Politicians get votes and military budgets appropriated by both pandering to our greatest fears and paranoia, and by convincing us that they will, in some way, either by might or by eroding our personal freedoms and privacy, protect us from the harm that is surely lurking around every corner. None of this is true, let alone plausible.

So I think we're at a crossroads. We know that in a post-9/11 world, every plane ride, subway ride, sporting event, or mass public gathering carries with it the real threat of ill-intentioned crazies. We can legally arm ourselves to the hilt (and you can note great disdain in my voice as I'm saying that), tap phone lines, train bomb-sniffing dogs all we want, but there is inherent and palpable risk that we face every day. It's just that we know it now and it's freaking us out.

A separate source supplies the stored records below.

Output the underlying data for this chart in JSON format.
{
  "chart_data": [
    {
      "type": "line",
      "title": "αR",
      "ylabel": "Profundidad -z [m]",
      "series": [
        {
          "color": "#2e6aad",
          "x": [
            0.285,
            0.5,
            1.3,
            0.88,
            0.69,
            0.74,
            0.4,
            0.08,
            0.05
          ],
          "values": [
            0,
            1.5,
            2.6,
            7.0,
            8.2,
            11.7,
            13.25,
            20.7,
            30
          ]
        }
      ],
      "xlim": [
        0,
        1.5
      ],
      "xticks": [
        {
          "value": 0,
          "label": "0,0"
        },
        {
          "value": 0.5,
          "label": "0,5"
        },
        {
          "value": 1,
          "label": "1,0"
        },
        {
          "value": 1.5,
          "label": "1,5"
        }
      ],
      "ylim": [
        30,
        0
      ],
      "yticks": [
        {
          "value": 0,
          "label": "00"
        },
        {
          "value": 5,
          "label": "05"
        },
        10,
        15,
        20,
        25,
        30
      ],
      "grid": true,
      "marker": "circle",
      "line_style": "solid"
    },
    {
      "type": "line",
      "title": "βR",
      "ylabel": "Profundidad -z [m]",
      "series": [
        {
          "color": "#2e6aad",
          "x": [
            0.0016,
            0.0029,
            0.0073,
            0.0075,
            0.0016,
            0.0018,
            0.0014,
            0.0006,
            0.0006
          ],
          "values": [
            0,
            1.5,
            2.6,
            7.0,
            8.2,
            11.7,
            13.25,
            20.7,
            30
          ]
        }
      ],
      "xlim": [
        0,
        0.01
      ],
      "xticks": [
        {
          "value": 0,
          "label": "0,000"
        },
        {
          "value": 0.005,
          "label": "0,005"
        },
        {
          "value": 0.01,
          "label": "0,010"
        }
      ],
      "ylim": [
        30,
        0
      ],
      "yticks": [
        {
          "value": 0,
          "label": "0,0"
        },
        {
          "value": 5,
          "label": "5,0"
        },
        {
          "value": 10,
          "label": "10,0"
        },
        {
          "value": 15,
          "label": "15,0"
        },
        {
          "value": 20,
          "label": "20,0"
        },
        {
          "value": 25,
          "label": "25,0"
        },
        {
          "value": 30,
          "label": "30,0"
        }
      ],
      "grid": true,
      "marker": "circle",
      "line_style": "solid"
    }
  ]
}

If you ask me, the real courage is in our choosing to live mindfully, knowing that no one's safe arrival home from their day's journey is guaranteed. So maybe we should love a little more vocally, hug that extra second or two, remind ourselves that the little things that set us off are really nothing in the grand scheme of things. And for that matter, that a kind word can make all the difference, that our actions are the living example of our beliefs, and that, since we've already tried it the other way and it hasn't worked, maybe it's time to consider that love and peace should not just be topics relegated to Sunday morning religious services or the confines of our own homes. They are needed globally on a massive scale that only everyone's participation can achieve. We cannot delegate compassion.

So maybe my hands are sweating typing this, wondering what the fallout will be from proposing that we each take stock of our hearts, our goals, our desires as a people and hold ourselves accountable for being the force of love and peace in a world that often seems to exude the diametric opposite. But I think it's time. Don't you?